He coughed, a spatter of blood staining the ground at his feet.

'He's not as strong as Wukong... He's stronger. Far stronger than that Faunus ever was...'

Then, movement caught the corner of his vision.

Slowly, he turned his head, wincing with every inch of motion. His eyes widened faintly in disbelief when he spotted her—Gillian.

The archer, bloodied and broken, was still alive.

She leaned against a crate not far from him, slumped over like a corpse—but her chest was rising. Her skin glowed faintly, like a dying ember flickering in the night. Dallion squinted, and then he saw it.

Tiny motes of aura—streams of pale light—drifting from the nearby bodies of fallen bandits and toward Gillian. They moved like wisps of smoke, drawn to her wound, subtly stitching her broken form back together.

She was healing.

She was stealing what little remained of their allies' Aura—using it to keep herself alive while everyone else fell.

The realization hit Dallion like a dagger in the gut. Rage tried to surge within him, but he didn't even have the strength to clench his fists. His body was too far gone. His vision blurred, and even his hatred felt distant now—muted, like it was happening to someone else.

If he had the energy, his expression might've twisted in fury. He might've screamed at her. But there was nothing left. Not even enough for a dying curse.

'I hate this... I hate this so much...' he thought as his breaths grew weaker, shallower. 'I don't want to die. I can't die like this. Gods... please... I'm not ready...'

But even now, the world was dimming. The noise of battle grew distant, muffled like it was underwater.

'If I'm gonna die here... then she better die too! I hope she chokes on that damn revenge of hers. If I die empty-handed... she deserves the same!'

With that final spiteful thought, Dallion's eye finally lost focus. His head leaned back against the crate, lips parting as the last breath slipped from him.

Whatever fear, fury, or desperation had remained within him died in that moment.

Gillian gritted her teeth as she dragged herself behind a crate, her breath ragged, eyes wild. Her body still throbbed from the wound across her chest, the edges of the gash faintly glowing from the stolen aura she'd siphoned. But it wasn't enough. Not yet.

Her trembling fingers scrambled along the sand and dirt, searching for anything—anything—she could use to finish the fight. Her bow lay in splinters a few feet away, the string severed when Jaune's blade had sliced through her and it in one brutal motion. The weapon she had relied on for years was now nothing more than broken wood.

"No... no, come on," she gasped, eyes darting until they landed on a crossbow lying beside a fallen ally.

With a strained grunt, she crawled over and snatched it up.

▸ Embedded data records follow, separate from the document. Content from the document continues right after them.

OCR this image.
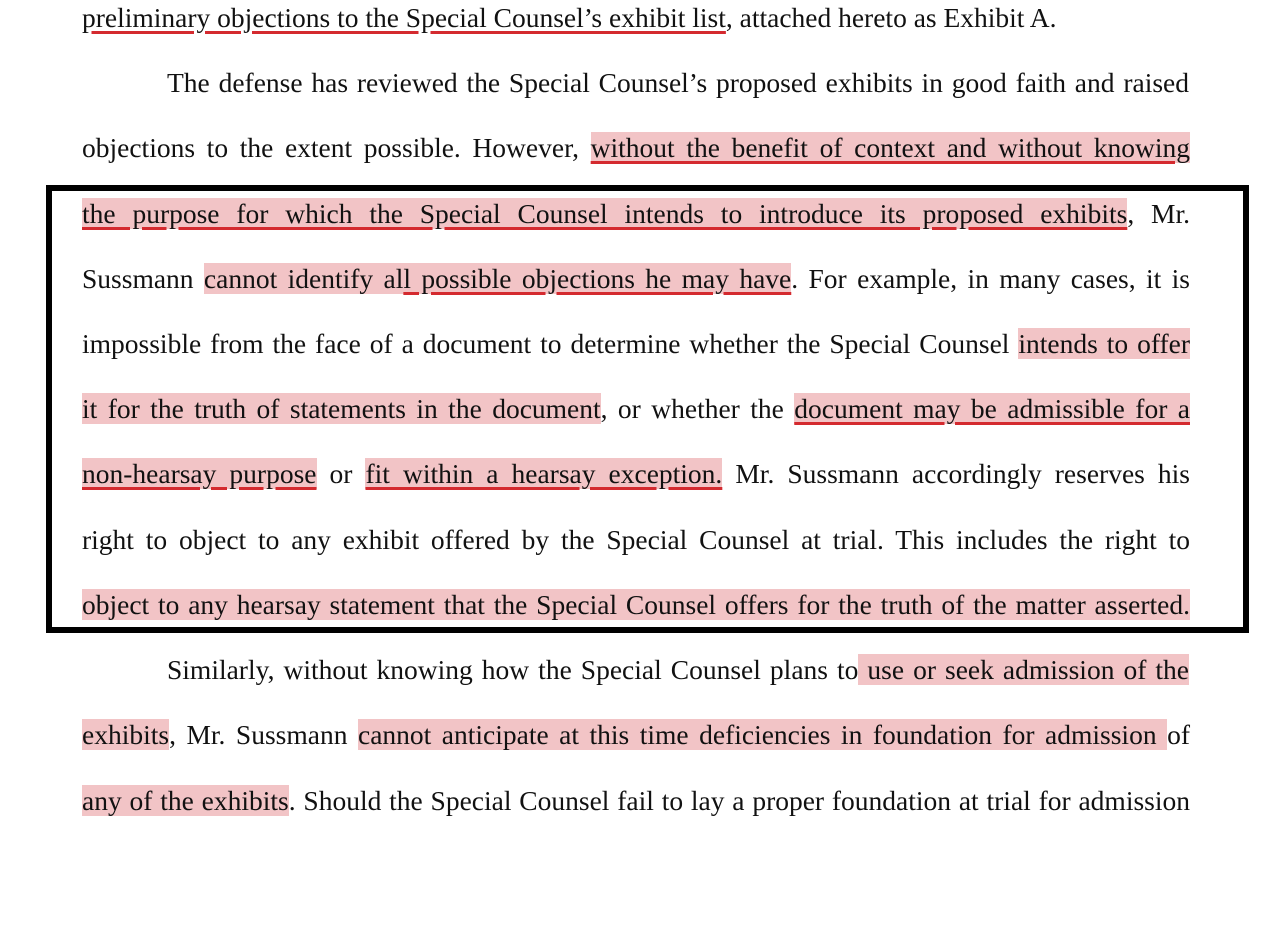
preliminary objections to the Special Counsel’s exhibit list, attached hereto as Exhibit A.
The defense has reviewed the Special Counsel’s proposed exhibits in good faith and raised
objections to the extent possible. However, without the benefit of context and without knowing
the purpose for which the Special Counsel intends to introduce its proposed exhibits, Mr.
Sussmann cannot identify all possible objections he may have. For example, in many cases, it is
impossible from the face of a document to determine whether the Special Counsel intends to offer
it for the truth of statements in the document, or whether the document may be admissible for a
non-hearsay purpose or fit within a hearsay exception. Mr. Sussmann accordingly reserves his
right to object to any exhibit offered by the Special Counsel at trial. This includes the right to
object to any hearsay statement that the Special Counsel offers for the truth of the matter asserted.
Similarly, without knowing how the Special Counsel plans to use or seek admission of the
exhibits, Mr. Sussmann cannot anticipate at this time deficiencies in foundation for admission of
any of the exhibits. Should the Special Counsel fail to lay a proper foundation at trial for admission
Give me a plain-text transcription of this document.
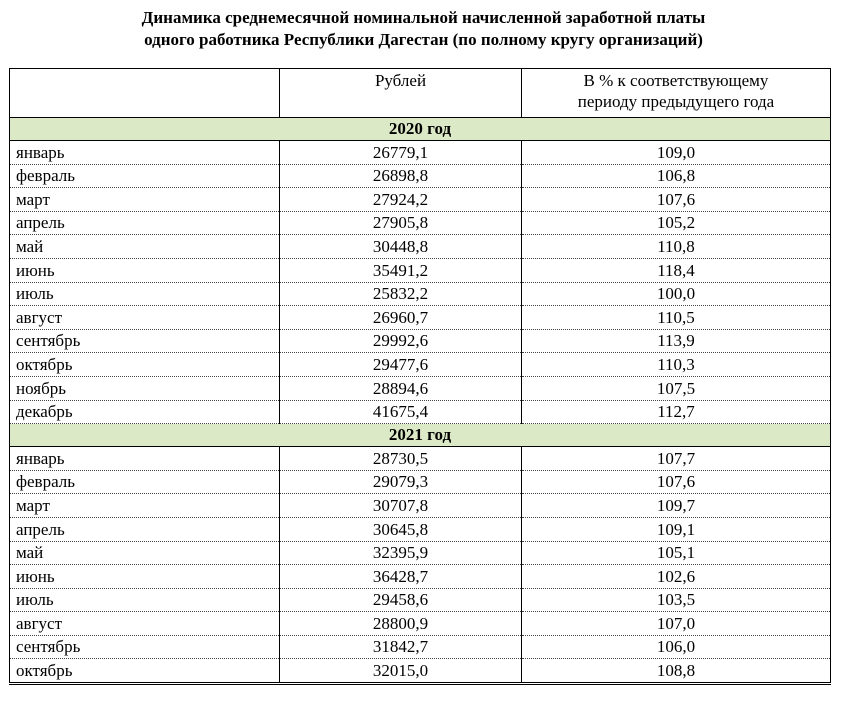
Динамика среднемесячной номинальной начисленной заработной платы
одного работника Республики Дагестан (по полному кругу организаций)
	Рублей	В % к соответствующему
периоду предыдущего года

2020 год		
январь	26779,1	109,0
февраль	26898,8	106,8
март	27924,2	107,6
апрель	27905,8	105,2
май	30448,8	110,8
июнь	35491,2	118,4
июль	25832,2	100,0
август	26960,7	110,5
сентябрь	29992,6	113,9
октябрь	29477,6	110,3
ноябрь	28894,6	107,5
декабрь	41675,4	112,7
2021 год		
январь	28730,5	107,7
февраль	29079,3	107,6
март	30707,8	109,7
апрель	30645,8	109,1
май	32395,9	105,1
июнь	36428,7	102,6
июль	29458,6	103,5
август	28800,9	107,0
сентябрь	31842,7	106,0
октябрь	32015,0	108,8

Her fingers were slick with sweat and blood, but she still managed to snap the head off one of her arrows and jam the shaft into the crossbow. She began to draw back the string, muscles in her arms and shoulders tightening—

—and then white-hot pain tore through her chest like fire.

"AGH!" she gasped sharply, the weapon slipping from her grasp and clattering against the sand.

The pain was too much.

Though the aura she'd stolen had sealed some of the deeper internal damage, the surface wound was still raw—fresh—and each movement made her feel like her chest was being split open again. She clutched the injury, blood seeping between her fingers.

"No...!" she hissed through gritted teeth, her voice cracking with a mixture of fury and despair. "I-I can't die here! Not now! Not until I kill him!" Her eyes burned, not with tears, but with pure hate.

Blood dribbled from the corner of her mouth as she leaned against the crate, fighting to stay conscious, to stay focused—refusing to let death take her just yet.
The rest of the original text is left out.